Deforestation, covers the loss of wild forest habitats due to extreme human activities and this has grown into a global problem as demand for vegetation has increased as well. This demand covers grazing, agriculture, medicinal purposes, mining among others keep rising. Shrinking vegetation can cause wide-reaching problems, including soil erosion, water cycle disruption, greenhouse gas emissions, biodiversity losses, rising temperature and global warming (Olagunju, et al. 2021).
It represents a major perturbation to the natural landscape, creating significant impacts on the soil, vegetation, fauna and habitat loss. Nigeria falls within the rainforest\savannah vegetation. It is used to be heavily forested with humid tropical conditions that favour tree growth. However, industrial activities like stone/sand mining have been active in many parts of the country. Most surface mining actions carried out around the nation are large scaled, involving removal of massive volumes of material, including overburden, to extract the treasured deposit. Large amounts of waste are produced in the process as well. As the plants and trees are cleared it leaves open spaces in the ground. These deep holes change the form of the landscape and they are usually left bare, inviting erosion forces to further destroy the land surface. Soil erosion around and on the site can cause loss of vegetation and hinder plant colonization leading to a range of negative environmental impacts incurred in the process of excavating the hidden rocks or sands.
The abundance of green life is what aids the process of photosynthesis, trees and other plants remove carbon dioxide from the atmosphere, convert it into sugar molecules, and release oxygen for human population to stay alive. Unregulated deforestation and other industrial activities have led to global increase in greenhouse gas especially carbon dioxide, have contributed to global warming (Sylla et al. 2016). Forests serve as carbon sinks to erase atmospheric CO2 thereby minimizing temperature ris, global warming and climate change impacts. Similarly, excessive removal of trees causes captured and stored CO2 to be sent back into the atmosphere triggering climate change problems. The U.S. Environmental Protection Agency reported that deforestation practices and other natural forms of tree loss is responsible for the release of 17 percent of the CO2 into the atmosphere.

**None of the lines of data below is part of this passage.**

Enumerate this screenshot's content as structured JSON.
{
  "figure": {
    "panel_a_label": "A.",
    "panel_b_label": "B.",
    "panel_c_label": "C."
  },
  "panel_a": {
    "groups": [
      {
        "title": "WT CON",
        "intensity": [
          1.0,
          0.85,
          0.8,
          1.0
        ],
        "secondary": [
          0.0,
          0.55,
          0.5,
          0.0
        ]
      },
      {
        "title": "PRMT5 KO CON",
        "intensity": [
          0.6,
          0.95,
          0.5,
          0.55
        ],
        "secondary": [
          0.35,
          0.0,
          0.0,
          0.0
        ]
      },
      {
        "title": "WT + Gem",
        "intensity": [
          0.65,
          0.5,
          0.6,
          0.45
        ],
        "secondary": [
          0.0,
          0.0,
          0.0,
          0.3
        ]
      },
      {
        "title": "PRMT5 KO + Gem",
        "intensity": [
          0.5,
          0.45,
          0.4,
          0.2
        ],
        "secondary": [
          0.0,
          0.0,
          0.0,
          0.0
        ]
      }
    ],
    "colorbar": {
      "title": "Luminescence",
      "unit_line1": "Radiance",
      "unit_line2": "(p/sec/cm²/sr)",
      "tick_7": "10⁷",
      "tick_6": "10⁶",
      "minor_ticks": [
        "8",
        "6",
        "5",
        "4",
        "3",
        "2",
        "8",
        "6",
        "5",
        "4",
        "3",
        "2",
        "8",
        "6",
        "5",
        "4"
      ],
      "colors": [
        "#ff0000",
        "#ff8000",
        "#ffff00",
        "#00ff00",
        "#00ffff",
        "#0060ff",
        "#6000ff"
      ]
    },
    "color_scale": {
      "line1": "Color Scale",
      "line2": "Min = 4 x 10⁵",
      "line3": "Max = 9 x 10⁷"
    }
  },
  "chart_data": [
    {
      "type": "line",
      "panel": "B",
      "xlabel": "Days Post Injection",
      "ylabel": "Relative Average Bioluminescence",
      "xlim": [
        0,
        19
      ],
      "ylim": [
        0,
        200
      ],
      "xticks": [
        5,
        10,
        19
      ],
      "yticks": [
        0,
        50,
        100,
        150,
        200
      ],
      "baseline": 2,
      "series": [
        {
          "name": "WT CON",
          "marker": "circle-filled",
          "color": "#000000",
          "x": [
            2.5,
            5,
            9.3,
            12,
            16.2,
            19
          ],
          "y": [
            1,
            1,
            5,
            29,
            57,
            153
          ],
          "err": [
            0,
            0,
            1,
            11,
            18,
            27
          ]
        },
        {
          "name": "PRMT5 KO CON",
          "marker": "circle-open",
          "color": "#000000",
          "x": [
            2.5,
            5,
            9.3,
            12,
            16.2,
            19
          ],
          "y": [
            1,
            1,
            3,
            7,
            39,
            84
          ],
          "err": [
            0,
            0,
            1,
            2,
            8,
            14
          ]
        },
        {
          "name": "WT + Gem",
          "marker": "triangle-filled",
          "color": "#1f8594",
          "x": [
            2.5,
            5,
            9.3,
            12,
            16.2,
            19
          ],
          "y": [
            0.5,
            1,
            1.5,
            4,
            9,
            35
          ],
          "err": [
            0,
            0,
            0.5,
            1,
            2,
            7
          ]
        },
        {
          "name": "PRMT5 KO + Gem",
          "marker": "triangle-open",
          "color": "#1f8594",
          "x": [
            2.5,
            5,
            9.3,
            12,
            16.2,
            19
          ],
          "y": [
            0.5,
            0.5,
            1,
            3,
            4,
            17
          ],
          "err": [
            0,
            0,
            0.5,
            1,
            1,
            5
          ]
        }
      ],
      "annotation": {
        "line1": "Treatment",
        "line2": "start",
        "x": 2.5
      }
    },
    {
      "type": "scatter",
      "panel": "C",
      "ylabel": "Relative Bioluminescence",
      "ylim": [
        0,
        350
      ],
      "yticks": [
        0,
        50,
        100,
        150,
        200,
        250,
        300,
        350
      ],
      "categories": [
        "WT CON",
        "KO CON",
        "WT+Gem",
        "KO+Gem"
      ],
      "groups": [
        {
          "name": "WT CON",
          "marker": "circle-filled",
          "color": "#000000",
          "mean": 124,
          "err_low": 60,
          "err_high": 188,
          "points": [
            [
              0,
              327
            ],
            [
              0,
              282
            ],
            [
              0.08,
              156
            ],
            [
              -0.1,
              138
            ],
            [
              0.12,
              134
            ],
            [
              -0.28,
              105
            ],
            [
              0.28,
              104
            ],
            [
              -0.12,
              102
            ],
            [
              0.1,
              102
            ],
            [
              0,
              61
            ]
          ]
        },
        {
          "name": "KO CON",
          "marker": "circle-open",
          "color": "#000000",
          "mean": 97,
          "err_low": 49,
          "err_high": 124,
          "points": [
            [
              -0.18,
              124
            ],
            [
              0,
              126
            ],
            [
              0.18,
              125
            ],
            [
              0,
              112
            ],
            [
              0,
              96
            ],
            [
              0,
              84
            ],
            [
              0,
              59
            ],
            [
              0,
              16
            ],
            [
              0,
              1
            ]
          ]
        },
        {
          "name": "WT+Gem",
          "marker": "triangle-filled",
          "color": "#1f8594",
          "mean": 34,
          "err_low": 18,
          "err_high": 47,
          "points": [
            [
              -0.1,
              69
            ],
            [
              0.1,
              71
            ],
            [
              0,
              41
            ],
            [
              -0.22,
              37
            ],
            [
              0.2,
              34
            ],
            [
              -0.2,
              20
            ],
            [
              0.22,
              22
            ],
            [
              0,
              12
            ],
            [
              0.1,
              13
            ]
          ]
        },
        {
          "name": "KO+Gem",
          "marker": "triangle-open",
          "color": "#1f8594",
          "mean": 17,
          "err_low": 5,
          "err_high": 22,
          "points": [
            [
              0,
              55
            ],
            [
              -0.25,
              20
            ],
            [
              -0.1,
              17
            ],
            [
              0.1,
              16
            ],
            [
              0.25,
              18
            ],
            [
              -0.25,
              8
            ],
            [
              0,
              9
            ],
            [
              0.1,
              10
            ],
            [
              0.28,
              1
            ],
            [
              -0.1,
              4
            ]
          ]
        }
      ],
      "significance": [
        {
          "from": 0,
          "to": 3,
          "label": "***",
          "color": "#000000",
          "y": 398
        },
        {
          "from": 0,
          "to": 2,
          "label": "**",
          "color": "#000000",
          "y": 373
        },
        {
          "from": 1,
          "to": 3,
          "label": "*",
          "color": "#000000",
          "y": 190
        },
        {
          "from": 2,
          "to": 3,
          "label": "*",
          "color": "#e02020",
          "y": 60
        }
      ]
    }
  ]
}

Furthermore, deforestation this consequently leads to total ecological destabilization, elimination of the aesthetic values and decrease in the recreational and ecological potential of the landscape. These activities have left their negative imprints on the landscape of various developing countries and this is clearly an issue that would need to be firmly addressed. There is need for rapid enforcement of policies, climate awareness in developing countries, sensitization on deforestation and protection of green areas, intensified research studies, tree planting exercise, youth, religious and non-governmental groups should also be part of this reformation exercise.